According to Wikipedia, Involute gear, the most common stock involute gears are made at a 20° pressure angle, with 14½° and 25° pressure angle gears being much less common, which is why inv(20°) = 0.0149043840 and inv(14.5°) = 0.0055448 are the values most often quoted in machine-design tables.

When the same angle shows up in a logarithmic or Archimedean spiral, spiral length calculator evaluates the integral of sqrt(1 + θ²) that gives the spiral length for a given number of turns.

involute function calculator showing inv(θ) = tan(θ) - θ, gear pressure angle use, and inverse Newton-Raphson recovery of θ
involute function calculator showing inv(θ) = tan(θ) - θ, gear pressure angle use, and inverse Newton-Raphson recovery of θ

Frequently Asked Questions

Q: What is the involute function inv(θ) = tan(θ) - θ?

A: The involute function is defined as inv(θ) = tan(θ) - θ with θ in radians. It relates the base-circle angle and the operating pressure angle on an involute gear tooth, and shows up in cam and spline design.

Q: How do you calculate the involute function for a given angle?

A: Convert degrees to radians, take the tangent, and subtract the angle. For 20°: 0.3490658504 rad, tan = 0.3639702343, inv(20°) = 0.0149043840.

Q: What is the involute function used for in gear design?

A: On a gear tooth, inv(θ) connects the standard pressure angle, the operating pressure angle, the profile-shift coefficient, and the tooth count through inv(θ_p) = inv(φ) + 2(x₁ + x₂) tan(φ) / (N₁ + N₂).

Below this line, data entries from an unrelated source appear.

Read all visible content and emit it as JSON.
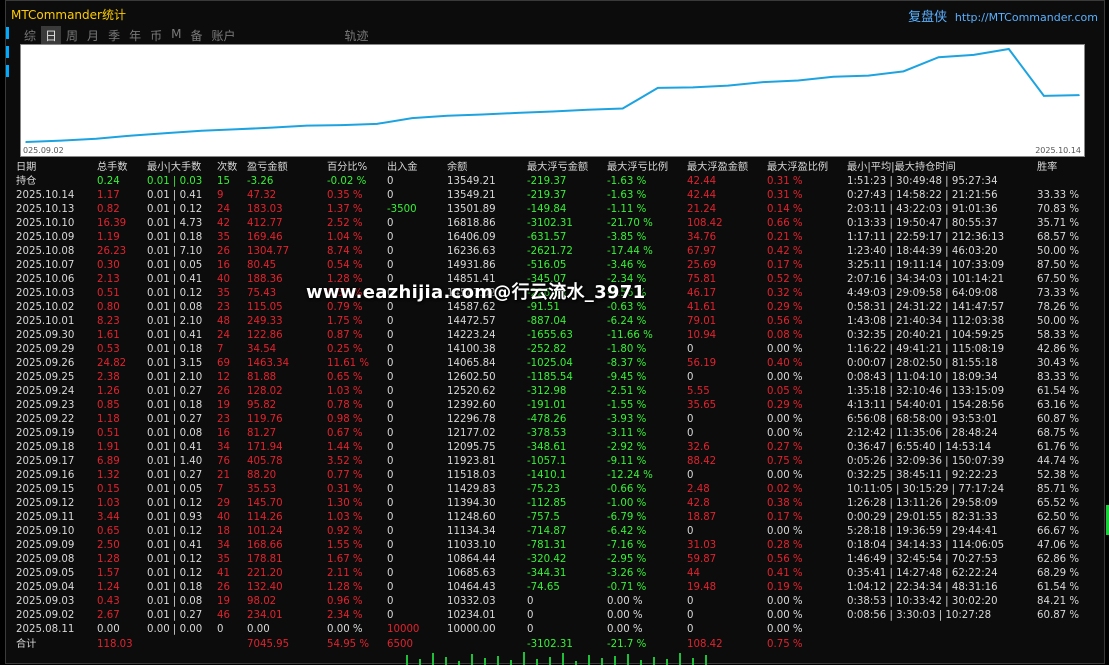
{
  "window": {
    "title": "MTCommander统计",
    "brand_cn": "复盘侠",
    "brand_url": "http://MTCommander.com"
  },
  "tabs": [
    "综",
    "日",
    "周",
    "月",
    "季",
    "年",
    "币",
    "M",
    "备",
    "账户",
    "轨迹"
  ],
  "active_tab": "日",
  "chart_data": {
    "type": "line",
    "x": [
      "2025.09.02",
      "2025.09.03",
      "2025.09.04",
      "2025.09.05",
      "2025.09.08",
      "2025.09.09",
      "2025.09.10",
      "2025.09.11",
      "2025.09.12",
      "2025.09.15",
      "2025.09.16",
      "2025.09.17",
      "2025.09.18",
      "2025.09.19",
      "2025.09.22",
      "2025.09.23",
      "2025.09.24",
      "2025.09.25",
      "2025.09.26",
      "2025.09.29",
      "2025.09.30",
      "2025.10.01",
      "2025.10.02",
      "2025.10.03",
      "2025.10.06",
      "2025.10.07",
      "2025.10.08",
      "2025.10.09",
      "2025.10.10",
      "2025.10.13",
      "2025.10.14"
    ],
    "series": [
      {
        "color": "#1ca3e0",
        "values": [
          10234.01,
          10332.03,
          10464.43,
          10685.63,
          10864.44,
          11033.1,
          11134.34,
          11248.6,
          11394.3,
          11429.83,
          11518.03,
          11923.81,
          12095.75,
          12177.02,
          12296.78,
          12392.6,
          12520.62,
          12602.5,
          14065.84,
          14100.38,
          14223.24,
          14472.57,
          14587.62,
          14851.41,
          14931.86,
          15236.63,
          16236.63,
          16406.09,
          16818.86,
          13501.89,
          13549.21
        ]
      }
    ],
    "x_start_label": "025.09.02",
    "x_end_label": "2025.10.14"
  },
  "table": {
    "headers": [
      "日期",
      "总手数",
      "最小|大手数",
      "次数",
      "盈亏金额",
      "百分比%",
      "出入金",
      "余额",
      "最大浮亏金额",
      "最大浮亏比例",
      "最大浮盈金额",
      "最大浮盈比例",
      "最小|平均|最大持仓时间",
      "胜率"
    ],
    "holding": [
      "持仓",
      "0.24",
      "0.01 | 0.03",
      "15",
      "-3.26",
      "-0.02 %",
      "0",
      "13549.21",
      "-219.37",
      "-1.63 %",
      "42.44",
      "0.31 %",
      "1:51:23 | 30:49:48 | 95:27:34",
      ""
    ],
    "rows": [
      [
        "2025.10.14",
        "1.17",
        "0.01 | 0.41",
        "9",
        "47.32",
        "0.35 %",
        "0",
        "13549.21",
        "-219.37",
        "-1.63 %",
        "42.44",
        "0.31 %",
        "0:27:43 | 14:58:22 | 21:21:56",
        "33.33 %"
      ],
      [
        "2025.10.13",
        "0.82",
        "0.01 | 0.12",
        "24",
        "183.03",
        "1.37 %",
        "-3500",
        "13501.89",
        "-149.84",
        "-1.11 %",
        "21.24",
        "0.14 %",
        "2:03:11 | 43:22:03 | 91:01:36",
        "70.83 %"
      ],
      [
        "2025.10.10",
        "16.39",
        "0.01 | 4.73",
        "42",
        "412.77",
        "2.52 %",
        "0",
        "16818.86",
        "-3102.31",
        "-21.70 %",
        "108.42",
        "0.66 %",
        "0:13:33 | 19:50:47 | 80:55:37",
        "35.71 %"
      ],
      [
        "2025.10.09",
        "1.19",
        "0.01 | 0.18",
        "35",
        "169.46",
        "1.04 %",
        "0",
        "16406.09",
        "-631.57",
        "-3.85 %",
        "34.76",
        "0.21 %",
        "1:17:11 | 22:59:17 | 212:36:13",
        "68.57 %"
      ],
      [
        "2025.10.08",
        "26.23",
        "0.01 | 7.10",
        "26",
        "1304.77",
        "8.74 %",
        "0",
        "16236.63",
        "-2621.72",
        "-17.44 %",
        "67.97",
        "0.42 %",
        "1:23:40 | 18:44:39 | 46:03:20",
        "50.00 %"
      ],
      [
        "2025.10.07",
        "0.30",
        "0.01 | 0.05",
        "16",
        "80.45",
        "0.54 %",
        "0",
        "14931.86",
        "-516.05",
        "-3.46 %",
        "25.69",
        "0.17 %",
        "3:25:11 | 19:11:14 | 107:33:09",
        "87.50 %"
      ],
      [
        "2025.10.06",
        "2.13",
        "0.01 | 0.41",
        "40",
        "188.36",
        "1.28 %",
        "0",
        "14851.41",
        "-345.07",
        "-2.34 %",
        "75.81",
        "0.52 %",
        "2:07:16 | 34:34:03 | 101:14:21",
        "67.50 %"
      ],
      [
        "2025.10.03",
        "0.51",
        "0.01 | 0.12",
        "35",
        "75.43",
        "0.52 %",
        "0",
        "14587.62",
        "-226.63",
        "-1.56 %",
        "46.17",
        "0.32 %",
        "4:49:03 | 29:09:58 | 64:09:08",
        "73.33 %"
      ],
      [
        "2025.10.02",
        "0.80",
        "0.01 | 0.08",
        "23",
        "115.05",
        "0.79 %",
        "0",
        "14587.62",
        "-91.51",
        "-0.63 %",
        "41.61",
        "0.29 %",
        "0:58:31 | 24:31:22 | 141:47:57",
        "78.26 %"
      ],
      [
        "2025.10.01",
        "8.23",
        "0.01 | 2.10",
        "48",
        "249.33",
        "1.75 %",
        "0",
        "14472.57",
        "-887.04",
        "-6.24 %",
        "79.01",
        "0.56 %",
        "1:43:08 | 21:40:34 | 112:03:38",
        "50.00 %"
      ],
      [
        "2025.09.30",
        "1.61",
        "0.01 | 0.41",
        "24",
        "122.86",
        "0.87 %",
        "0",
        "14223.24",
        "-1655.63",
        "-11.66 %",
        "10.94",
        "0.08 %",
        "0:32:35 | 20:40:21 | 104:59:25",
        "58.33 %"
      ],
      [
        "2025.09.29",
        "0.53",
        "0.01 | 0.18",
        "7",
        "34.54",
        "0.25 %",
        "0",
        "14100.38",
        "-252.82",
        "-1.80 %",
        "0",
        "0.00 %",
        "1:16:22 | 49:41:21 | 115:08:19",
        "42.86 %"
      ],
      [
        "2025.09.26",
        "24.82",
        "0.01 | 3.15",
        "69",
        "1463.34",
        "11.61 %",
        "0",
        "14065.84",
        "-1025.04",
        "-8.37 %",
        "56.19",
        "0.40 %",
        "0:00:07 | 28:02:50 | 81:55:18",
        "30.43 %"
      ],
      [
        "2025.09.25",
        "2.38",
        "0.01 | 2.10",
        "12",
        "81.88",
        "0.65 %",
        "0",
        "12602.50",
        "-1185.54",
        "-9.45 %",
        "0",
        "0.00 %",
        "0:08:43 | 11:04:10 | 18:09:34",
        "83.33 %"
      ],
      [
        "2025.09.24",
        "1.26",
        "0.01 | 0.27",
        "26",
        "128.02",
        "1.03 %",
        "0",
        "12520.62",
        "-312.98",
        "-2.51 %",
        "5.55",
        "0.05 %",
        "1:35:18 | 32:10:46 | 133:15:09",
        "61.54 %"
      ],
      [
        "2025.09.23",
        "0.85",
        "0.01 | 0.18",
        "19",
        "95.82",
        "0.78 %",
        "0",
        "12392.60",
        "-191.01",
        "-1.55 %",
        "35.65",
        "0.29 %",
        "4:13:11 | 54:40:01 | 154:28:56",
        "63.16 %"
      ],
      [
        "2025.09.22",
        "1.18",
        "0.01 | 0.27",
        "23",
        "119.76",
        "0.98 %",
        "0",
        "12296.78",
        "-478.26",
        "-3.93 %",
        "0",
        "0.00 %",
        "6:56:08 | 68:58:00 | 93:53:01",
        "60.87 %"
      ],
      [
        "2025.09.19",
        "0.51",
        "0.01 | 0.08",
        "16",
        "81.27",
        "0.67 %",
        "0",
        "12177.02",
        "-378.53",
        "-3.11 %",
        "0",
        "0.00 %",
        "2:12:42 | 11:35:06 | 28:48:24",
        "68.75 %"
      ],
      [
        "2025.09.18",
        "1.91",
        "0.01 | 0.41",
        "34",
        "171.94",
        "1.44 %",
        "0",
        "12095.75",
        "-348.61",
        "-2.92 %",
        "32.6",
        "0.27 %",
        "0:36:47 | 6:55:40 | 14:53:14",
        "61.76 %"
      ],
      [
        "2025.09.17",
        "6.89",
        "0.01 | 1.40",
        "76",
        "405.78",
        "3.52 %",
        "0",
        "11923.81",
        "-1057.1",
        "-9.11 %",
        "88.42",
        "0.75 %",
        "0:05:26 | 32:09:36 | 150:07:39",
        "44.74 %"
      ],
      [
        "2025.09.16",
        "1.32",
        "0.01 | 0.27",
        "21",
        "88.20",
        "0.77 %",
        "0",
        "11518.03",
        "-1410.1",
        "-12.24 %",
        "0",
        "0.00 %",
        "0:32:25 | 38:45:11 | 92:22:23",
        "52.38 %"
      ],
      [
        "2025.09.15",
        "0.15",
        "0.01 | 0.05",
        "7",
        "35.53",
        "0.31 %",
        "0",
        "11429.83",
        "-75.23",
        "-0.66 %",
        "2.48",
        "0.02 %",
        "10:11:05 | 30:15:29 | 77:17:24",
        "85.71 %"
      ],
      [
        "2025.09.12",
        "1.03",
        "0.01 | 0.12",
        "29",
        "145.70",
        "1.30 %",
        "0",
        "11394.30",
        "-112.85",
        "-1.00 %",
        "42.8",
        "0.38 %",
        "1:26:28 | 13:11:26 | 29:58:09",
        "65.52 %"
      ],
      [
        "2025.09.11",
        "3.44",
        "0.01 | 0.93",
        "40",
        "114.26",
        "1.03 %",
        "0",
        "11248.60",
        "-757.5",
        "-6.79 %",
        "18.87",
        "0.17 %",
        "0:00:29 | 29:01:55 | 82:31:33",
        "62.50 %"
      ],
      [
        "2025.09.10",
        "0.65",
        "0.01 | 0.12",
        "18",
        "101.24",
        "0.92 %",
        "0",
        "11134.34",
        "-714.87",
        "-6.42 %",
        "0",
        "0.00 %",
        "5:28:18 | 19:36:59 | 29:44:41",
        "66.67 %"
      ],
      [
        "2025.09.09",
        "2.50",
        "0.01 | 0.41",
        "34",
        "168.66",
        "1.55 %",
        "0",
        "11033.10",
        "-781.31",
        "-7.16 %",
        "31.03",
        "0.28 %",
        "0:18:04 | 34:14:33 | 114:06:05",
        "47.06 %"
      ],
      [
        "2025.09.08",
        "1.28",
        "0.01 | 0.12",
        "35",
        "178.81",
        "1.67 %",
        "0",
        "10864.44",
        "-320.42",
        "-2.95 %",
        "59.87",
        "0.56 %",
        "1:46:49 | 32:45:54 | 70:27:53",
        "62.86 %"
      ],
      [
        "2025.09.05",
        "1.57",
        "0.01 | 0.12",
        "41",
        "221.20",
        "2.11 %",
        "0",
        "10685.63",
        "-344.31",
        "-3.26 %",
        "44",
        "0.41 %",
        "0:35:41 | 14:27:48 | 62:22:24",
        "68.29 %"
      ],
      [
        "2025.09.04",
        "1.24",
        "0.01 | 0.18",
        "26",
        "132.40",
        "1.28 %",
        "0",
        "10464.43",
        "-74.65",
        "-0.71 %",
        "19.48",
        "0.19 %",
        "1:04:12 | 22:34:34 | 48:31:16",
        "61.54 %"
      ],
      [
        "2025.09.03",
        "0.43",
        "0.01 | 0.08",
        "19",
        "98.02",
        "0.96 %",
        "0",
        "10332.03",
        "0",
        "0.00 %",
        "0",
        "0.00 %",
        "0:38:53 | 10:33:42 | 30:02:20",
        "84.21 %"
      ],
      [
        "2025.09.02",
        "2.67",
        "0.01 | 0.27",
        "46",
        "234.01",
        "2.34 %",
        "0",
        "10234.01",
        "0",
        "0.00 %",
        "0",
        "0.00 %",
        "0:08:56 | 3:30:03 | 10:27:28",
        "60.87 %"
      ],
      [
        "2025.08.11",
        "0.00",
        "0.00 | 0.00",
        "0",
        "0.00",
        "0.00 %",
        "10000",
        "10000.00",
        "0",
        "0.00 %",
        "0",
        "0.00 %",
        "",
        ""
      ]
    ],
    "total": [
      "合计",
      "118.03",
      "",
      "",
      "7045.95",
      "54.95 %",
      "6500",
      "",
      "-3102.31",
      "-21.7 %",
      "108.42",
      "0.75 %",
      "",
      ""
    ]
  },
  "watermark": "www.eazhijia.com@行云流水_3971",
  "colors": {
    "loss": "#e0232f",
    "gain": "#38f038",
    "neutral": "#d8d8d8",
    "title": "#ffcc00",
    "link": "#5ab0ff",
    "line": "#1ca3e0"
  }
}
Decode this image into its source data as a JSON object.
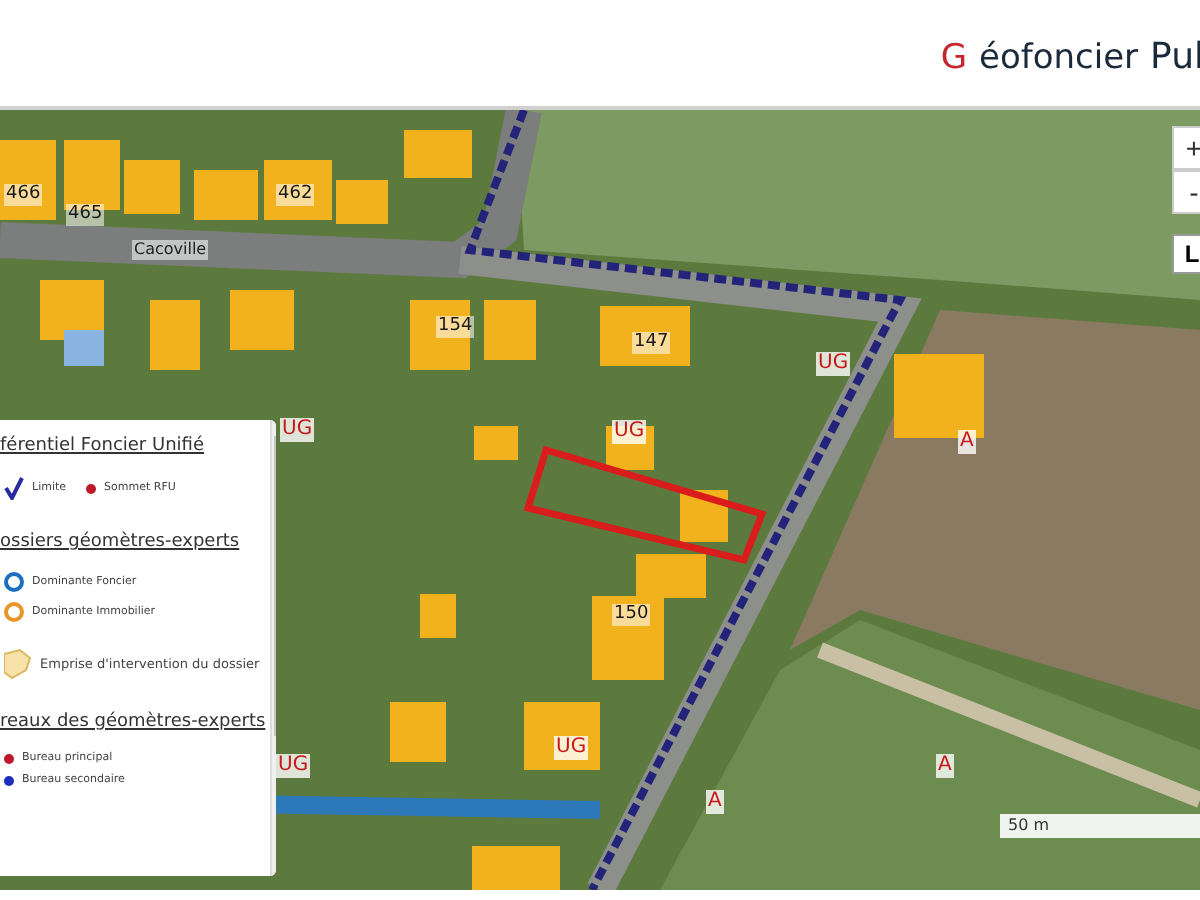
{
  "header": {
    "brand_initial": "G",
    "brand_rest": "éofoncier",
    "brand_suffix": "Pul"
  },
  "map": {
    "labels": [
      {
        "text": "466",
        "kind": "parcel"
      },
      {
        "text": "465",
        "kind": "parcel"
      },
      {
        "text": "462",
        "kind": "parcel"
      },
      {
        "text": "Cacoville",
        "kind": "street"
      },
      {
        "text": "154",
        "kind": "parcel"
      },
      {
        "text": "147",
        "kind": "parcel"
      },
      {
        "text": "UG",
        "kind": "zone"
      },
      {
        "text": "UG",
        "kind": "zone"
      },
      {
        "text": "UG",
        "kind": "zone"
      },
      {
        "text": "A",
        "kind": "zone"
      },
      {
        "text": "150",
        "kind": "parcel"
      },
      {
        "text": "UG",
        "kind": "zone"
      },
      {
        "text": "UG",
        "kind": "zone"
      },
      {
        "text": "A",
        "kind": "zone"
      },
      {
        "text": "A",
        "kind": "zone"
      }
    ],
    "zoom_in": "+",
    "zoom_out": "-",
    "layers": "L",
    "scale": "50 m"
  },
  "legend": {
    "sections": [
      {
        "title": "férentiel Foncier Unifié",
        "items": [
          {
            "kind": "line",
            "label": "Limite"
          },
          {
            "kind": "dot",
            "label": "Sommet RFU",
            "color": "#c0182a"
          }
        ]
      },
      {
        "title": "ossiers géomètres-experts",
        "items": [
          {
            "kind": "ring",
            "label": "Dominante Foncier",
            "color": "#1e6fc0"
          },
          {
            "kind": "ring",
            "label": "Dominante Immobilier",
            "color": "#e8962a"
          },
          {
            "kind": "area",
            "label": "Emprise d'intervention du dossier"
          }
        ]
      },
      {
        "title": "reaux des géomètres-experts",
        "items": [
          {
            "kind": "dot",
            "label": "Bureau principal",
            "color": "#c0182a"
          },
          {
            "kind": "dot",
            "label": "Bureau secondaire",
            "color": "#1a2fc0"
          }
        ]
      }
    ]
  }
}
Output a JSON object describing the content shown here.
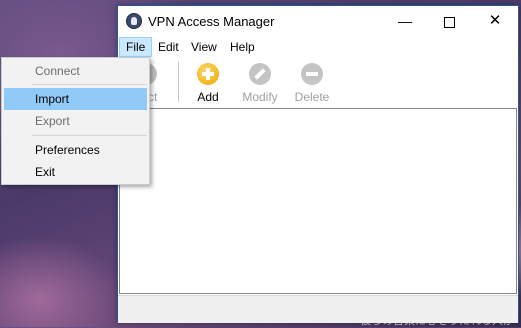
{
  "window": {
    "title": "VPN Access Manager",
    "controls": {
      "minimize": "—",
      "close": "✕"
    }
  },
  "menubar": {
    "items": [
      "File",
      "Edit",
      "View",
      "Help"
    ],
    "active": "File"
  },
  "toolbar": {
    "connect": {
      "label": "nect",
      "icon": "connect-icon",
      "enabled": false
    },
    "add": {
      "label": "Add",
      "icon": "add-icon",
      "enabled": true
    },
    "modify": {
      "label": "Modify",
      "icon": "wrench-icon",
      "enabled": false
    },
    "delete": {
      "label": "Delete",
      "icon": "minus-icon",
      "enabled": false
    }
  },
  "file_menu": {
    "items": [
      {
        "label": "Connect",
        "enabled": false
      },
      {
        "label": "Import",
        "enabled": true,
        "highlighted": true
      },
      {
        "label": "Export",
        "enabled": false
      },
      {
        "label": "Preferences",
        "enabled": true
      },
      {
        "label": "Exit",
        "enabled": true
      }
    ]
  },
  "desktop": {
    "wallpaper_text": "被らの音楽に心をうたれる人が"
  },
  "colors": {
    "menu_highlight": "#91c9f7",
    "active_menu_bg": "#cce8ff",
    "add_icon": "#f0a500",
    "disabled_text": "#a0a0a0"
  }
}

Q: How do you find the angle θ when you know the involute value?

A: Use Newton-Raphson with the derivative tan²(θ). Start from θ_0 = (3y)^(1/3) and iterate θ_{n+1} = θ_n - (tan(θ_n) - θ_n - y) / tan²(θ_n) until |Δθ| &lt; 10⁻¹⁴. The calculator accepts only non-negative y in inverse mode to keep the result on the principal branch.

Q: Does the involute function use radians or degrees?

A: The formula uses radians. The calculator surface is degrees because gear-design tables report pressure angles that way, and it always shows the radians row so the two never get mixed up.

Q: What are the involute function values for common gear pressure angles?

A: For 14.5° the value is 0.0055448108, for 20° it is 0.0149043840, for 25° it is 0.0300537353, and for 28° it is 0.0436655082, the four AGMA standard pressure angles.